When I'm around other people, I clamp down on the rage. I learned the hard way that it scares people. Like, really fucking frightens them to see me slamming my fist repeatedly into my thigh or the nearest hard surface until my hand is swollen and bleeding. So I don't do that around people anymore. I keep it to myself. Thus, when I'm finally alone and something happens, there's extra fuel behind the rage. All the anger I kept bottled up gets released at the first opportunity. I've lost a few things I really cared about in those kinds of fits.

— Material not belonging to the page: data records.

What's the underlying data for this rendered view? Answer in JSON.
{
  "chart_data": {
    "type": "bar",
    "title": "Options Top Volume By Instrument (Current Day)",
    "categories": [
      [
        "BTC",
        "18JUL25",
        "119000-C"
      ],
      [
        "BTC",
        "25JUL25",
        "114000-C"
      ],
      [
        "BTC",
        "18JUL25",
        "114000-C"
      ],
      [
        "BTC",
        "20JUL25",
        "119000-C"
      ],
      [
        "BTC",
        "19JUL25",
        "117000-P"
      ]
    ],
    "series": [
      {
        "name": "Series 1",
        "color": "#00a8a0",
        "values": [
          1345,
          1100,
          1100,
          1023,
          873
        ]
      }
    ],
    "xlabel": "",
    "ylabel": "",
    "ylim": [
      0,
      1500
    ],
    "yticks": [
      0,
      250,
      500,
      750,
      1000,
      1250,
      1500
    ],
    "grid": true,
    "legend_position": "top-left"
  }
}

The cold, intellectual, emotionless Spock side of me realizes that this is a very unhealthy way to live. My lizard-brain survival instinct doesn't want to die any sooner than is absolutely necessary. So, I think to myself, what do I do? The answer is always "get treatment." I have a disease, I'm told. The disease is depression. At least, that's the best label I've found, because I'm pretty sure the DSM doesn't have a single diagnosis for "raging self-hatred that's the result of 34 years of programming by evil fucks who didn't care about anyone but themselves." That's a little wordy. Doctors like three words, max, for a diagnosis. Borderline Personality Disorder. Bi-Polar Disorder. Paranoid Schizophrenia. Et cetera.
So, treatment. How does one treat programming? With more programming, except this programming is called Cognitive Behavioral Therapy. Dr. Drew once described it as "re-wiring your brain." What it boils down to is programming yourself to no longer have these "undesirable" thoughts and feelings.
So, why is one programming bad and another good? How is the organ that was conditioned by outside forces supposed to now condition itself from within? And why should I believe the people who stand to make money from me for their treatment? Aren't they going to tell me anything they can to get me on their couch so they can bill me ridiculous amounts of money to re-program me?
I already know that treatment isn't going to work. For programming to be effective, you have to buy into it the way I bought into it for many years. Now, I'm utterly opposed to programming, and I'll resist it in any form. Whatever therapies or techniques a therapist prescribes for me, they'll be undermined by my own core belief that I'm being programmed again.
Anti-depressants are the worst kind of medicine. They force the brain to behave in unnatural ways. They're the chemical equivalent of an old Henny Youngman joke: "A guy goes to the doctor and says, 'Doc, it hurts when I go like this.' Doctor says, 'Don't go like this.'" Doesn't exactly solve the problem of why it hurts in the first place, does it? That's anti-depressants.
The one thing I've found to be effective at all is illegal, and there are other physical side effects that make it less than ideal. Plus, I'd lose my job if I failed a drug test. So I'm pretty much fucked.
The worst part is when someone spouts some simplistic crap to me like, "You need to lighten up." As if I have a choice. That kind of bullshit does several things at once. It directly states that I have a choice when I don't. It then implies that I'm making the wrong choice, which is a judgment about me as a person. And it also tells me that the decades of baggage and programming that I drag around behind me every day is, to other people, a simple one-note issue that can be solved as easily as blowing my nose. All of which only serves to reinforce my self-hatred that much more.
I've been programmed into this. I'm supposed to program my way out of it. It's all bullshit. I just want to be me, free from the self-hatred. I don't want to be what someone else thinks I should be, and that's what programming does. Even if I'm the one doing the programming, it's someone else's code that I'm writing into my brain.
Maybe I should just kill myself and be done. There doesn't seem to be much point to trudging any further.